Keywords: human phenotype ontology, global alliance for genomics and health, phenopacket schema


Phenopacket Store includes 6,058 GA4GH phenopackets representing 469 Mendelian and chromosomal diseases, representing the first large-scale collection of case-level, standardized phenotypic information derived from published case reports, and will be useful for many purposes, including the development and testing of software to support translation research.

Main text

Over 10,000 rare diseases (RDs) have been identified to date,1 collectively affecting between 3.5% and 8% of the population,2 yet many patients experience a long diagnostic odyssey of 5–7 years.1,3 Previously, each of the numerous software packages that support phenotype-driven genomic diagnostics for RDs has used bespoke input formats for phenotypic data and information about the pedigree. The Phenopacket Schema provides a standard input format for such tools that will simplify computational analysis pipelines.

Ontologies are systematic representations of knowledge that can be used to capture medical phenotype data by providing concepts (terms) from a knowledge domain and additionally specifying formal semantic relations between the concepts. Ontologies enable precise patient classification by supporting the integration and analysis of large amounts of heterogeneous data.4 The Human Phenotype Ontology (HPO), developed by the Monarch Initiative,5 is widely used in human genetics and other fields that care for individuals with RDs6 and is also increasingly being used in other settings, such as electronic health records (EHRs).7,8 HPO terms represent phenotypic features such as signs, symptoms, and laboratory and imaging findings. However, the HPO itself does not specify how HPO terms and data should be arranged to record and exchange such information along with genomic data. To address this, in the context of the Global Alliance for Genomics and Health (GA4GH), we developed the Phenopacket Schema, a standard for sharing disease and phenotype information. A phenopacket is a computational representation of an individual person or biosample, linking that individual to phenotypic descriptions, genetic information, diagnoses, and treatments.9,10

The Phenopacket Schema allows clinical data (phenotypic attributes, measurements, treatments, and other medical actions) from individual patients to be compared and shared broadly, in contrast to the sensitive clinical data found within EHRs and other contexts. Such comparisons can aid in diagnosis and facilitate patient classification and stratification for identifying new diseases and treatments.11 The Phenopacket Schema is designed to support interoperability between people, organizations, and systems to advance the worldwide effort to address human disease and biological understanding.
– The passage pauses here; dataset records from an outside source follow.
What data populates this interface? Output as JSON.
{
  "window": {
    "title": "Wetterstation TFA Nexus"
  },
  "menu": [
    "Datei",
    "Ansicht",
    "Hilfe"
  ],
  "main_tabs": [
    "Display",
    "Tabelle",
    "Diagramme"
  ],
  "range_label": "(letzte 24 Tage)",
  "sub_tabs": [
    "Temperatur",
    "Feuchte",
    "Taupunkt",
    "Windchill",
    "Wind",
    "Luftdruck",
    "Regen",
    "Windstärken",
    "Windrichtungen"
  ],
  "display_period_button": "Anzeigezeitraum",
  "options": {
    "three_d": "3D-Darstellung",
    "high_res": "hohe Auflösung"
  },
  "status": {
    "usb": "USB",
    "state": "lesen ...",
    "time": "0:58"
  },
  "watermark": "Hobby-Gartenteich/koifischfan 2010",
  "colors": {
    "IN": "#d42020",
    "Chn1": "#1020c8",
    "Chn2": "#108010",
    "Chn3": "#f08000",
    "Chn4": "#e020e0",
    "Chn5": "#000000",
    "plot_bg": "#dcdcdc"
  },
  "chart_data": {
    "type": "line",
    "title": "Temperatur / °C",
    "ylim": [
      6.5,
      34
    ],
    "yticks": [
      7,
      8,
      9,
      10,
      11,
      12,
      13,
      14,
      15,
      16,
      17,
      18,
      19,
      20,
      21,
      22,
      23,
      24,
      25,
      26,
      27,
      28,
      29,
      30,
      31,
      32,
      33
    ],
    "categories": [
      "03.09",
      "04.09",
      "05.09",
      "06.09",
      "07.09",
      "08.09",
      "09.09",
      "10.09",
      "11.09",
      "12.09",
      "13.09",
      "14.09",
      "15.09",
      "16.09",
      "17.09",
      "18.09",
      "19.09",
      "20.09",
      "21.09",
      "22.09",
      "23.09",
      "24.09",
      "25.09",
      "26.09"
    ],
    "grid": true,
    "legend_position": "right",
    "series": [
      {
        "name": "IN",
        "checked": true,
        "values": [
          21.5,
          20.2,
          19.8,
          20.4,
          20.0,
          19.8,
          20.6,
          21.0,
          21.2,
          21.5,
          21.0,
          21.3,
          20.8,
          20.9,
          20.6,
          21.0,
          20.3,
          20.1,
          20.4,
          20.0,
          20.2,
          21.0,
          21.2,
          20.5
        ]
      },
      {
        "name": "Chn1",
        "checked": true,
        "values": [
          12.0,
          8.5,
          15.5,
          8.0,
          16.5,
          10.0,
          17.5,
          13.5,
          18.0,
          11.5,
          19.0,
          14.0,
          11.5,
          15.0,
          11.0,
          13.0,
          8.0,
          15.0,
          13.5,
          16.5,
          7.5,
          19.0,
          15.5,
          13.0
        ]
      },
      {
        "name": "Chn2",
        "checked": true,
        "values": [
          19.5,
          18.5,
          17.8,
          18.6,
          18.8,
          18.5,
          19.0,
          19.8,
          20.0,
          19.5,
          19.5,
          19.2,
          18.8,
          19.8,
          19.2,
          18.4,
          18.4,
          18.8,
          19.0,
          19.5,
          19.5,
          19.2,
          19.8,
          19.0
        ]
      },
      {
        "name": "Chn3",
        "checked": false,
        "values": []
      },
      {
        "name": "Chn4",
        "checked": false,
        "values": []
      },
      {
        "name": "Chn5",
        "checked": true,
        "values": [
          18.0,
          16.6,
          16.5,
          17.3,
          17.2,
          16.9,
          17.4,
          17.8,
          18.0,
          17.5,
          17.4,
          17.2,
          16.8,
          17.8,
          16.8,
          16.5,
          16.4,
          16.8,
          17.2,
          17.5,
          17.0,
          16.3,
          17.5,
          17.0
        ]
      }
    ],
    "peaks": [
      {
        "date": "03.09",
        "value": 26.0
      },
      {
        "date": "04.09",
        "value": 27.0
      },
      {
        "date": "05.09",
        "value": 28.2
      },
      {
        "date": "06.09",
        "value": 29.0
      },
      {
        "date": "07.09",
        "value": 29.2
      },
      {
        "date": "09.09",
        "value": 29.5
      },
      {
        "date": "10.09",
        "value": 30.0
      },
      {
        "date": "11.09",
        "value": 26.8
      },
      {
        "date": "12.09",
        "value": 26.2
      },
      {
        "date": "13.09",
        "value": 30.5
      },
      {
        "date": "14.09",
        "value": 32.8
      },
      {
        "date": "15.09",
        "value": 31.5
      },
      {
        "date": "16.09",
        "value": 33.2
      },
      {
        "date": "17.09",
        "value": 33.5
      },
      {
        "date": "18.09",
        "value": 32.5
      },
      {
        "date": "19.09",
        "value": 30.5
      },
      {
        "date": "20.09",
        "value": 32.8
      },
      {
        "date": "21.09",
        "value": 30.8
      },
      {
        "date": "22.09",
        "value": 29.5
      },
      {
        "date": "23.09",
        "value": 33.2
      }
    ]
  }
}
These partners include clinical laboratories, authors, journals, clinicians, data repositories, patient registries, EHR systems, and knowledge bases. The Phenopacket Schema does not model -omics data in detail but does enable users to link a phenopacket to files representing data from high-throughput screening techniques or to denote individual variants in several formats.11 The Phenopacket Schema integrates a version of the GA4GH Variant Representation Specification and is designed to be interoperable with other GA4GH standards, including those for pedigree data.12

The Phenopacket Schema aims to represent data from different sources, including data from EHRs, research studies, data entry tools, or published case reports, in a consistent and computable format to enable the sharing and integration of structured clinical data. The core principles of the schema include composability, traceability (data provenance), the FAIR (findable, accessible, interoperable, and reusable) principles, and computability.13 Multiple upstream data collection and management tools already support exporting patient profiles as phenopackets for downstream analysis and data sharing, including PhenoTips,14 RD-Connect Genome-Phenome Analysis Platform (GPAP),15 Patient Archive in Australia, and IRUD Exchange in Japan.16 PhenoTips can generate phenopackets from patient or family records through a user interface or REST APIs and includes de-identified demographic data, clinical phenotype, diagnoses, curated genetic findings, and pedigree data.17 Exomiser,18,19 LIRICAL,20 SvAnna,21 Phen2Gene,22 and CADA23 already accept phenotype data in Phenopacket format. Projects such as the EU-funded Solve-RD and the European Joint Programme on Rare Diseases (EJP-RD) can generate phenopackets for the data included in GPAP, which aims to facilitate diagnosis and novel gene discovery for clinical researchers.24 Phenopackets are used in Solve-RD to share phenotypic and other relevant clinical or genetic information (e.g., candidate or causative variants) between the consortium members and are also deposited along the genomics data at the European Genome-Phenome Archive (EGA) for long-term archival and controlled access. Besides being a successful instrument for data import/export between the project’s databases, phenopackets represent a computational model of a patient trajectory that has proved to be useful for data analysis, such as clustering patients based on their phenotypic similarity.25

There is a need for a collection of phenopackets to test the software pipelines and algorithms that work on individual rare and genetic disease patient cases. In this work, we have created Phenopacket Store, a collection of 6,668 phenopackets with clinical data from individuals with one of 475 Mendelian and chromosomal diseases. We developed pyphetools, a Python package with functionality to streamline the creation of phenopackets from tabular data often found in the medical literature. We selected publications for curation from the human genetics literature to represent a broad range of diseases. Publications were considered if they presented individual-level data about one or more individuals affected by a given disease. Publications were not included if they provided only aggregate or summary-level information. For instance, if 7/12 patients in some cohort were reported to have scoliosis and 3/12 to have pes planus, but no information was provided about the specific features that each of the individuals in the cohort had, then the publication would not be a candidate for inclusion in Phenopacket Store. A typical table contains information about patients in rows and one column for each data item (age of onset, sex, genetic variants, phenotypic features, etc.). For publications that do not contain such tables, pyphetools offers various helper functions that assist with manual curation and filling of an Excel template from which phenopackets can then be created. The Phenopacket Schema is a model that can be stored in many formats. We recommend JSON and have stored each phenopacket in this repository as a JSON file.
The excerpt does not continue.